二是偷车贼。车子一旦被偷,让人心里烦烦的。公安机关常常严打,结果还是“野火烧不尽,春风吹又生”。大家为了防盗,常买来手指粗的插锁或链子锁,在车轮上再加一把锁,结果还是无济于事。只要你敢把车子随意停放,没人看着,等你办完事回来,找不到车子是“大概率事件”。那年月,几乎家家都丢过自行车,于是还催生了专销这类自行车的“车行”。我曾经跟人去过一个乡下集镇,找到专卖“便宜”自行车的场所,看到大部分都是新自行车,车子确实便宜,价格还不到商场价的一半,买卖还挺兴隆。
记得儿子上小学的时候,经缠磨了好长时间,我给他买了一辆新自行车,他高兴得乱蹦。
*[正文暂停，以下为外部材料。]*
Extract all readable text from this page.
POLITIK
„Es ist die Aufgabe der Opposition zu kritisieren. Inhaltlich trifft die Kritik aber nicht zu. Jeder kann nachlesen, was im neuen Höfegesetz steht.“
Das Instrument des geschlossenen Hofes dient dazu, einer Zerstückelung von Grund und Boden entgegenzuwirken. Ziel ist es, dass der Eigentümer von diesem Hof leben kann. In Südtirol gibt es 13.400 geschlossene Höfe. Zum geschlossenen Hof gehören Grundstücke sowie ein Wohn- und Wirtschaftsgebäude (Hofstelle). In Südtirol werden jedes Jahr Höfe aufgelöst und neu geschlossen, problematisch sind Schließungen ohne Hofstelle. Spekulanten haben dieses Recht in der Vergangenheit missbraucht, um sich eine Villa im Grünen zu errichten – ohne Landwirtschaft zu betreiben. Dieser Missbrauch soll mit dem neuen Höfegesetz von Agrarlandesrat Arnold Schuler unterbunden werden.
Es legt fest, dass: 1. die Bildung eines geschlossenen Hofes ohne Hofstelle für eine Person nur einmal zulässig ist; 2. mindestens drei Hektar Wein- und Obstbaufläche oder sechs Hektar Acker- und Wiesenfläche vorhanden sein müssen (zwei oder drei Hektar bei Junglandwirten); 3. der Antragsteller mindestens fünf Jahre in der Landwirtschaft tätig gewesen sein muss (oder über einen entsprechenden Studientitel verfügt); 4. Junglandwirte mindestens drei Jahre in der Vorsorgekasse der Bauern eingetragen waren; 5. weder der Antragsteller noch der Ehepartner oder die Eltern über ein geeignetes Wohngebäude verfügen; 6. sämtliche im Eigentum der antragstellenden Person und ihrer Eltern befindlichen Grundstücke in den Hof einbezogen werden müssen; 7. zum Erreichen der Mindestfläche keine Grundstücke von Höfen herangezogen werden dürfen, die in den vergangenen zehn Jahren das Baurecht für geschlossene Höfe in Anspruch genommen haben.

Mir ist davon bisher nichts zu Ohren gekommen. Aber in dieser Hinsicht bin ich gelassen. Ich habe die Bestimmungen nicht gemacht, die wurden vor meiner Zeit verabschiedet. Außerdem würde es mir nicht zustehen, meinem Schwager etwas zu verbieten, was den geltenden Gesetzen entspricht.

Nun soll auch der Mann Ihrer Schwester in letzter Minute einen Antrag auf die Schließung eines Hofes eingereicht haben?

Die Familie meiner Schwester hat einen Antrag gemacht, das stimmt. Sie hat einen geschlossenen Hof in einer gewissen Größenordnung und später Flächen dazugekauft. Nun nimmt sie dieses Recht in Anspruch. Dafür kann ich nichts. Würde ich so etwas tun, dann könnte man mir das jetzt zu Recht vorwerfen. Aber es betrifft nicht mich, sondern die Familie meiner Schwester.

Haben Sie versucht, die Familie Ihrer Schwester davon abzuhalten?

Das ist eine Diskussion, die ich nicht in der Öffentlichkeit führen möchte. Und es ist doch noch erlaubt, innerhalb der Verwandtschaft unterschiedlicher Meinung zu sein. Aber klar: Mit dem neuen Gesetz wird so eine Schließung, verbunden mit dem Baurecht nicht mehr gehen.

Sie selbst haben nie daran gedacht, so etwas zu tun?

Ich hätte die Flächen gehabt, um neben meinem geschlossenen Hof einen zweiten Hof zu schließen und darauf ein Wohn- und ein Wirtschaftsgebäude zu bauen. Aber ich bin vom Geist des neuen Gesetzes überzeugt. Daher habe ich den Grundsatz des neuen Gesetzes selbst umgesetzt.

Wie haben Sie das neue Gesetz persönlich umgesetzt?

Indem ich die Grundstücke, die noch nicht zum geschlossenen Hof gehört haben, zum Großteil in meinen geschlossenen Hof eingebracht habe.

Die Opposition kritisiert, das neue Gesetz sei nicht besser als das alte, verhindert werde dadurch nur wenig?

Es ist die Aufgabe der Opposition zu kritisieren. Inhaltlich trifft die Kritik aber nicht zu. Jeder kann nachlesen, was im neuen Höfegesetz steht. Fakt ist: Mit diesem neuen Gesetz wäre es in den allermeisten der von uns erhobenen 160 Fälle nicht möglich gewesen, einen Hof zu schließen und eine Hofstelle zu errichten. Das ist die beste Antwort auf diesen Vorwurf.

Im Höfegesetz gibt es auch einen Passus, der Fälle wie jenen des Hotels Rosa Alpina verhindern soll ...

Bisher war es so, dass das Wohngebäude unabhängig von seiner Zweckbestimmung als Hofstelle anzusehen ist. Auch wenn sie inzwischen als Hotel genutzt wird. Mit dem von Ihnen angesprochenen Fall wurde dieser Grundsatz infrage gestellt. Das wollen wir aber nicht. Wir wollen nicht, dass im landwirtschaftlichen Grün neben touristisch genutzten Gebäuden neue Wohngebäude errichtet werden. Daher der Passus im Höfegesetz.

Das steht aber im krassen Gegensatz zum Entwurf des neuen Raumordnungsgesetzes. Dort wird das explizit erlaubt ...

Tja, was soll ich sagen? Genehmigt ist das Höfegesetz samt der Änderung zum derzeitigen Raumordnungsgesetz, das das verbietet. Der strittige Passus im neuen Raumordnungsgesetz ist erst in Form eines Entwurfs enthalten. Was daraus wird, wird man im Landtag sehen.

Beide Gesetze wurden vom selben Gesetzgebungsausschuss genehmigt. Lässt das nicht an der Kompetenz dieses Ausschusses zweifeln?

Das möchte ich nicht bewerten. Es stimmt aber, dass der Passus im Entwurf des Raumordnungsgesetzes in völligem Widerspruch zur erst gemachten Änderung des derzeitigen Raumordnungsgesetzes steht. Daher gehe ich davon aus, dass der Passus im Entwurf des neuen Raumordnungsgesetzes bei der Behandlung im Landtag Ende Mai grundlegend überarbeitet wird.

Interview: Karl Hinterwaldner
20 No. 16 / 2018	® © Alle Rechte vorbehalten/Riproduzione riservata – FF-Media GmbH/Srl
谁知没骑多久就被偷了,弄得他几天都很难过。又谁知,过了几天,车子居然出现在他的学校里,还被他认出来了。儿子迫不及待地找到了在学校上班的舅妈,舅妈找到校长,校长几经查问,竟是一位老师刚在二手车市场托人买的。老师还不愿给,儿子却不依不饶。没法,那位老师就给帮她买车的那人打电话。那人很爽快地说:“知道了,把车给他吧!”放学的当天下午,儿子高高兴兴地把他那辆心爱的失而复得的自行车骑回了家。谁料想,早晨起床发现,家里其余的自行车都在,唯独儿子的那辆车又不见了。院墙的门锁好好的,围墙也没见明显攀爬的痕迹。我和夫人面面相觑,一致认为别报警了,咱惹不起。只能哄儿子,说再给他买一辆好的。由此可见当年自行车偷盗行为的猖獗。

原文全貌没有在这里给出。